The Study of Eliglustat Tartrate (Genz-112638) in Patients With Gaucher Disease Who Have Reached Therapeutic Goals With Enzyme Replacement Therapy was funded and conducted by Sanofi Genzyme. This work was supported by the UK Medical Research Council (MR/K015338/1) and National Institutes of Health Research, Cambridge Biomedical Research Centre (Metabolic theme) (T.M.C.).

Contribution: T.M.C., G.D., R.C., M.B., T.A.B., A.M.M., E.L., B.R., O.G.-A., N.W., A.E.-B., P.S.K., and M.L.P. recruited patients and did the study research; T.M.C. contributed substantially to the manuscript; S.J.M.G. analyzed safety data; R.T. performed the biostatistical analyses; M.J.P. designed the study and analyzed study data; and all authors reviewed and approved initial and final versions of the manuscript.

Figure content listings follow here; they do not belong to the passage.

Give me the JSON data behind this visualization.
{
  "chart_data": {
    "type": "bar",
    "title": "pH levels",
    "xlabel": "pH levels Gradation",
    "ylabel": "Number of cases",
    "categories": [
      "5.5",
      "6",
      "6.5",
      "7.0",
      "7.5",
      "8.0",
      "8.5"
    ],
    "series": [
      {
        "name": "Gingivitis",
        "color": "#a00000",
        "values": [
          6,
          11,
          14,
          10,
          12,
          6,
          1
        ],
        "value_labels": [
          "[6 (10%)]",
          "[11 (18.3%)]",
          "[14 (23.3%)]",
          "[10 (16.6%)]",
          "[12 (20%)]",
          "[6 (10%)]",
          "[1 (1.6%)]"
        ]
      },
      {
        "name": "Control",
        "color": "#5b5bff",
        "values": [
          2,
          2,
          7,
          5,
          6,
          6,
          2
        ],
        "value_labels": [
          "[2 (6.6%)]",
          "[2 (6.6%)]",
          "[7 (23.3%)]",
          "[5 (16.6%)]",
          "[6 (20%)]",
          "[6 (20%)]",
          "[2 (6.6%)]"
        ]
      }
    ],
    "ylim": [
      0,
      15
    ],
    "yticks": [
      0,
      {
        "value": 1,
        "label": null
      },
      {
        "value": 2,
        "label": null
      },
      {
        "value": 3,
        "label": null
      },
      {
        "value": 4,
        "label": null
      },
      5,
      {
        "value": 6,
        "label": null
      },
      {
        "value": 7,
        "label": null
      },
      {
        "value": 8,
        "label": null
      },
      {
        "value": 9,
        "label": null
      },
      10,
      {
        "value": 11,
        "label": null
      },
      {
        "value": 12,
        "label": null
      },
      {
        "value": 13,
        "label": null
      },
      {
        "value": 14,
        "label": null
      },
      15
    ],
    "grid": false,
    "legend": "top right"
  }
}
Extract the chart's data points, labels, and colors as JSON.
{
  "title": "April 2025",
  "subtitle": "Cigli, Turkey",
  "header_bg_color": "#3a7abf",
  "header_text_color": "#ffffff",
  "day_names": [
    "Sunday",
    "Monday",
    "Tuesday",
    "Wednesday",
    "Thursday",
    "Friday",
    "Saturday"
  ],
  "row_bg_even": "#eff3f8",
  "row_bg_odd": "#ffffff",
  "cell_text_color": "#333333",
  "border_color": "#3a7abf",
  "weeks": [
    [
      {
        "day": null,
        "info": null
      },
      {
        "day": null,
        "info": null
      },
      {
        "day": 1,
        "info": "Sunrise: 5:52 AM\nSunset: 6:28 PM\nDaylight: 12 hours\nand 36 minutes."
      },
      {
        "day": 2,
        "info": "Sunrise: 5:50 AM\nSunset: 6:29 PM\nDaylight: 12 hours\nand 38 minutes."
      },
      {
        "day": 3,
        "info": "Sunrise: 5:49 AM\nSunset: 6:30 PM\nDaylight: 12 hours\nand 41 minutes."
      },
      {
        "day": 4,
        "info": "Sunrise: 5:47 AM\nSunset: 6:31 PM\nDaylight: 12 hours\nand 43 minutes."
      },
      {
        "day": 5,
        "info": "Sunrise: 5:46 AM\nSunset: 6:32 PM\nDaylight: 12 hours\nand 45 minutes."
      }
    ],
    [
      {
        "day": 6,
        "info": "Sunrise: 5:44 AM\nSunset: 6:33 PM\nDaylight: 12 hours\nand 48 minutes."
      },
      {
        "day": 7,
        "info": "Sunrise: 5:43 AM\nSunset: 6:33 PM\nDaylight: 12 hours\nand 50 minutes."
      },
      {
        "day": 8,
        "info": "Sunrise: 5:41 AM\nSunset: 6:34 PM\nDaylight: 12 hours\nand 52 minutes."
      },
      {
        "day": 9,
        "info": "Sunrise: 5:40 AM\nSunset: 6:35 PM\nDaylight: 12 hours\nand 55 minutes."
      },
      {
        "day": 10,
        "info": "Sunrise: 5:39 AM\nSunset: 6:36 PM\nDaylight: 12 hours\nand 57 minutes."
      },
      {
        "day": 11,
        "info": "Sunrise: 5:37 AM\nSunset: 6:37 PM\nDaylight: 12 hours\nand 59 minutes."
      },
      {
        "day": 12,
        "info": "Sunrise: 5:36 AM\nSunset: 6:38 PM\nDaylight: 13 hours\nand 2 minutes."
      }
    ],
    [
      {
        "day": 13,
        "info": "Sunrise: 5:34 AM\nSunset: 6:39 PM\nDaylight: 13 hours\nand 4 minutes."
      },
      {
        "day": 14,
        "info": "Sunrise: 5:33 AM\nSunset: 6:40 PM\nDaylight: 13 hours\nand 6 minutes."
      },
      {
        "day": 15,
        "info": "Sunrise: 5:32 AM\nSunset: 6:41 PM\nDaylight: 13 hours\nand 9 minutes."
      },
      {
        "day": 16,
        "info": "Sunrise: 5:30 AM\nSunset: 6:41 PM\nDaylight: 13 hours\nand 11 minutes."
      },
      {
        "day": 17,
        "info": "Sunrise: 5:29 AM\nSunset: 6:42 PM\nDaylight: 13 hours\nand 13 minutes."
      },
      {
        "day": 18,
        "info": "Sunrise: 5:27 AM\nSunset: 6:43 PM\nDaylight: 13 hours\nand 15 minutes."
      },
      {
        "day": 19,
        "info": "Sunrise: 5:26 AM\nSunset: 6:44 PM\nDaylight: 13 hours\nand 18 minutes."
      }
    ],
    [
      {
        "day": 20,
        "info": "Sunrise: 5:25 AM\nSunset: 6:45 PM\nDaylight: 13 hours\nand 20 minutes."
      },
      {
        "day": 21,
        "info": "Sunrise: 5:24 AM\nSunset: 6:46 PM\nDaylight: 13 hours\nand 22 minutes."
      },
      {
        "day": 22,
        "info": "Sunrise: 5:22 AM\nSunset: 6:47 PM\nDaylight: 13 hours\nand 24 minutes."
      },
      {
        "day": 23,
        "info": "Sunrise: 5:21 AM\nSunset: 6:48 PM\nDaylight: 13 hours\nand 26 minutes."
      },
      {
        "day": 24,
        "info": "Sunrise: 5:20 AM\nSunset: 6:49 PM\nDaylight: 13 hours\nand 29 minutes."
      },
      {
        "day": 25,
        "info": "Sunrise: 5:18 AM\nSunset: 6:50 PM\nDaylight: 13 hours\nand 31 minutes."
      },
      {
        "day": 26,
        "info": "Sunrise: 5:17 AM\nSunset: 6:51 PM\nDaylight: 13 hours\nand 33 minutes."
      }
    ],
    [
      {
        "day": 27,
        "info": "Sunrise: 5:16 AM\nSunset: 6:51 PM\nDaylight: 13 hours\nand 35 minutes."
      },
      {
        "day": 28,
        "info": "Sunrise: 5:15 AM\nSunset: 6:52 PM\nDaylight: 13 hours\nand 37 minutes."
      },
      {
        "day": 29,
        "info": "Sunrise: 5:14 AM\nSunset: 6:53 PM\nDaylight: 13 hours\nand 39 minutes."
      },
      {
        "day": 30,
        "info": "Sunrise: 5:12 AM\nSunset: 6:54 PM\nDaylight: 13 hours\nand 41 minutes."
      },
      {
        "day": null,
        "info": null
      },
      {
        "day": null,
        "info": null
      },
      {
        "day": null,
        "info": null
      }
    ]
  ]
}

Conflict-of-interest disclosure: T.M.C., G.D., R.C., M.B., T.A.B., A.M.M., E.L., B.R., O.G.-A., N.W., A.E.-B., and M.L.P. are principal investigators and have received honoraria from Sanofi Genzyme; P.S.K. was a principal investigator and subsequently a coprincipal investigator in the Study of Eliglustat Tartrate (Genz-112638) in Patients With Gaucher Disease Who Have Reached Therapeutic Goals With Enzyme Replacement Therapy (ENCORE) trial and has received honoraria from Sanofi Genzyme. T.M.C., M.B., E.L., B.R., O.G.-A., and P.S.K. have received travel reimbursement from Sanofi Genzyme. T.M.C. has been on the advisory board of Sanofi Genzyme. M.B., T.A.B., B.R., and P.S.K. are members of the North American advisory board for the International Collaborative Gaucher Group Gaucher Registry. T.A.B. has received honoraria from BioMarin. T.M.C., E.L., and P.S.K. have received honoraria and travel reimbursement from Shire. M.J.P. and S.J.M.G. are employees of Sanofi Genzyme and R.T. is a paid biostatistical consultant for Sanofi Genzyme.

The current affiliation for T.A.B. is Department of Pediatrics, Section of Genetics and Metabolism, Arkansas Children's Hospital, Little Rock, AR.